"Yeah," he replies, kicking a leg out to propel himself upwards.
Our son, teething his upper canines, is difficult to put to sleep. He takes a long time to fall asleep, sometimes. He wakes easily, sometimes. Unless he's had a short afternoon nap, then he goes to bed easily, sometimes.
I had pulled Beren from the car, asleep. We crossed the derelict lawn to the house, a cool breezy night, no stars. He'll go right into his crib. Didn't have to do The (bedtime) Routine.
Once across the threshold of the house, he began to stir. I nursed him. Though in the dark, I could see his eyes blinking. I sang lullabies.

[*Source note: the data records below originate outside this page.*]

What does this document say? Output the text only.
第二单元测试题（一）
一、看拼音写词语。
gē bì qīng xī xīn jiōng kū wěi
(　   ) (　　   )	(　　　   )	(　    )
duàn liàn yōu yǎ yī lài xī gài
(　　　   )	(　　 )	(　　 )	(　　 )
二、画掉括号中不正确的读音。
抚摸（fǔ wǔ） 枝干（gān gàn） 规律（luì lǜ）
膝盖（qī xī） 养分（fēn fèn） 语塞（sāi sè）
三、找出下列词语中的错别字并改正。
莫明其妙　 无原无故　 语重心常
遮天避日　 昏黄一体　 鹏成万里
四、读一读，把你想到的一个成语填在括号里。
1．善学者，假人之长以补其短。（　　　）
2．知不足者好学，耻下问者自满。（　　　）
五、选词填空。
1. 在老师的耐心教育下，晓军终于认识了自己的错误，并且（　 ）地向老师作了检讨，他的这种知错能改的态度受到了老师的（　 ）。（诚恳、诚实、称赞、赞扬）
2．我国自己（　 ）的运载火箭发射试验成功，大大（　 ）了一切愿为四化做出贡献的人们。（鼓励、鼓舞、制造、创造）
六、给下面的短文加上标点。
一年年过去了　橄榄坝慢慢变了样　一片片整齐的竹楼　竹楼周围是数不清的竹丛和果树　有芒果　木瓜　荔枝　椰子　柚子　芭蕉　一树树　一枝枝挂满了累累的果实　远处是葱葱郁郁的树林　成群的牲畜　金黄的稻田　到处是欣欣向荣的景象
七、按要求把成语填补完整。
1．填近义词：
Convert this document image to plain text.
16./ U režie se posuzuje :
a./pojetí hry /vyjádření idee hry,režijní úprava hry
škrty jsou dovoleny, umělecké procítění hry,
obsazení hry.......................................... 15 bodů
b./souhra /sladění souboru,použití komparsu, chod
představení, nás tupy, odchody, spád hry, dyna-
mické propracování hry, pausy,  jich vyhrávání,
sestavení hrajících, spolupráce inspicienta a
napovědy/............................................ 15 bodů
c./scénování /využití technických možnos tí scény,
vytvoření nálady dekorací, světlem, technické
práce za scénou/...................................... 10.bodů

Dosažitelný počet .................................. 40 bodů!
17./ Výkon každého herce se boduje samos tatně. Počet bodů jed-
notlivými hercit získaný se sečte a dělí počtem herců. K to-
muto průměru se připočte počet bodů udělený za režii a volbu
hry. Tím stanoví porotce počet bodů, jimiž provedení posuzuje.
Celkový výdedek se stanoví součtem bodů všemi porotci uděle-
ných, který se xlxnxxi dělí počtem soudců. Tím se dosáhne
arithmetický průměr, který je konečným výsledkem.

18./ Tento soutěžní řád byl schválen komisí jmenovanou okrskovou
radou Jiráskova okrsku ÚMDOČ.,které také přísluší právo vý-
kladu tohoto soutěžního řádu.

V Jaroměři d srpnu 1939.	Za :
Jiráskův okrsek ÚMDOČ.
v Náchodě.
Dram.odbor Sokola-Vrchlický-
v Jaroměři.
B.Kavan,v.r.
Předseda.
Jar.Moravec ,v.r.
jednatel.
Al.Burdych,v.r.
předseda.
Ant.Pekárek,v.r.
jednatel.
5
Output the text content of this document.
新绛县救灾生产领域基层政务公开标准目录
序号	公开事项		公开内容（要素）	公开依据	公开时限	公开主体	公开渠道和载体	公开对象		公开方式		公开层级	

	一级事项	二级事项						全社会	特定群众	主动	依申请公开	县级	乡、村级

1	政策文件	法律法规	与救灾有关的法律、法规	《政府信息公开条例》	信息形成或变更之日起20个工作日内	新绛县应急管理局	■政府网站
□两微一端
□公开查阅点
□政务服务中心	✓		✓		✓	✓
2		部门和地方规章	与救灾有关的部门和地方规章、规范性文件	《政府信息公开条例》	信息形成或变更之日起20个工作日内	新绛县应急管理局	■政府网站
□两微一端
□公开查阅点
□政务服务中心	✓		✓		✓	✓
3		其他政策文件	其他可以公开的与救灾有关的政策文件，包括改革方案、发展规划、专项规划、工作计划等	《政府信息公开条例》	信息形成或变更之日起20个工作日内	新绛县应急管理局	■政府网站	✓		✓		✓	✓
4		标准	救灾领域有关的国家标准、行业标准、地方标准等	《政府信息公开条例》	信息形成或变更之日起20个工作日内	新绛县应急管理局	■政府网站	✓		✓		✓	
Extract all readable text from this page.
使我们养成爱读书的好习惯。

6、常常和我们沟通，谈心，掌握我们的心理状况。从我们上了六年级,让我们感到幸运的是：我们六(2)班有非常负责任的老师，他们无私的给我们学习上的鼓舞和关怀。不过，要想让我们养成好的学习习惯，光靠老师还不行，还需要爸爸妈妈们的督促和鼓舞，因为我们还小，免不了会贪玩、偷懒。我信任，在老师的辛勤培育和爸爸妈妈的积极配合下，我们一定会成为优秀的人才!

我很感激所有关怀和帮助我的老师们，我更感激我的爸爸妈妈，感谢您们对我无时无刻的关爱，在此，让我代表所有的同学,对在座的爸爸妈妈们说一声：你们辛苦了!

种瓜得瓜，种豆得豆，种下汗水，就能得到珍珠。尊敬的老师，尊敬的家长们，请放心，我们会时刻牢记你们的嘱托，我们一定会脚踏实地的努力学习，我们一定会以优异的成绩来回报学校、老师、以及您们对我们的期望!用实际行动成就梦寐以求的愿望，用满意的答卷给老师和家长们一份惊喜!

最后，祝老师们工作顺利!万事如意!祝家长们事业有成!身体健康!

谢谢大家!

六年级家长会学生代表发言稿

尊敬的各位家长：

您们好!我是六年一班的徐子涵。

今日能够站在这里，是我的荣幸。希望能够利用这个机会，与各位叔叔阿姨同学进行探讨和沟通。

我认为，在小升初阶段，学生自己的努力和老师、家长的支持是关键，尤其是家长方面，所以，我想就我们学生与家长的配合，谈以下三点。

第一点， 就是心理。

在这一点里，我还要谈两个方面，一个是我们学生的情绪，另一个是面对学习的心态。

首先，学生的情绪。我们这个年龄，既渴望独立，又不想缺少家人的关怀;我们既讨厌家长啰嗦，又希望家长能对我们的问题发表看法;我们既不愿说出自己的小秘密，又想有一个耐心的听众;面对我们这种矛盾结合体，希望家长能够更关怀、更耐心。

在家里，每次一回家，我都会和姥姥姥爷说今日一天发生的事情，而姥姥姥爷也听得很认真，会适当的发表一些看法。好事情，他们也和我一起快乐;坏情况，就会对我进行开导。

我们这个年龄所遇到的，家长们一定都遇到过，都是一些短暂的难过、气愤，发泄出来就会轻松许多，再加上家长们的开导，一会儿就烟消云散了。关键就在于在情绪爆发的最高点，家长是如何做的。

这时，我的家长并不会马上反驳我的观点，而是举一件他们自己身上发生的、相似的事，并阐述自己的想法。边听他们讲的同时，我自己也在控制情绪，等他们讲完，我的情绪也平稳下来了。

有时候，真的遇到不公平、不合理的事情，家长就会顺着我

We began to wiggle. He said, "Ah!" and pointed to the fan. I tickled his foot and bit his toes. He sputtered and giggled. We're toast. This baby is awake after an hour 'nap' in the car at bedtime.
I turned on a light and went to find my husband who initiates The Routine.
This morning is my morning to take solo time. Before Jared and Beren left, I hung laundry, watered the greenhouse, and brought the diapers upstairs.
Jared looked at me, perhaps wondering why I was squandering precious solo time. I need to do, go, work off that nervous energy of the morning.
My husband accesses inner experience through his endless hunger for books, music, new places, creative endeavors. He's quick like a snake. A beautiful day is a day to visit a new place.
My son accesses inner experience by running through open doors, finding ways through difficult passages. He can play quietly for several minutes, examining an object, but he can walk endlessly and far like a tiger.
I consider cracking the hazelnuts in the cookie jar or meandering through the yard.
Like a rabbit, zig zagging down the road.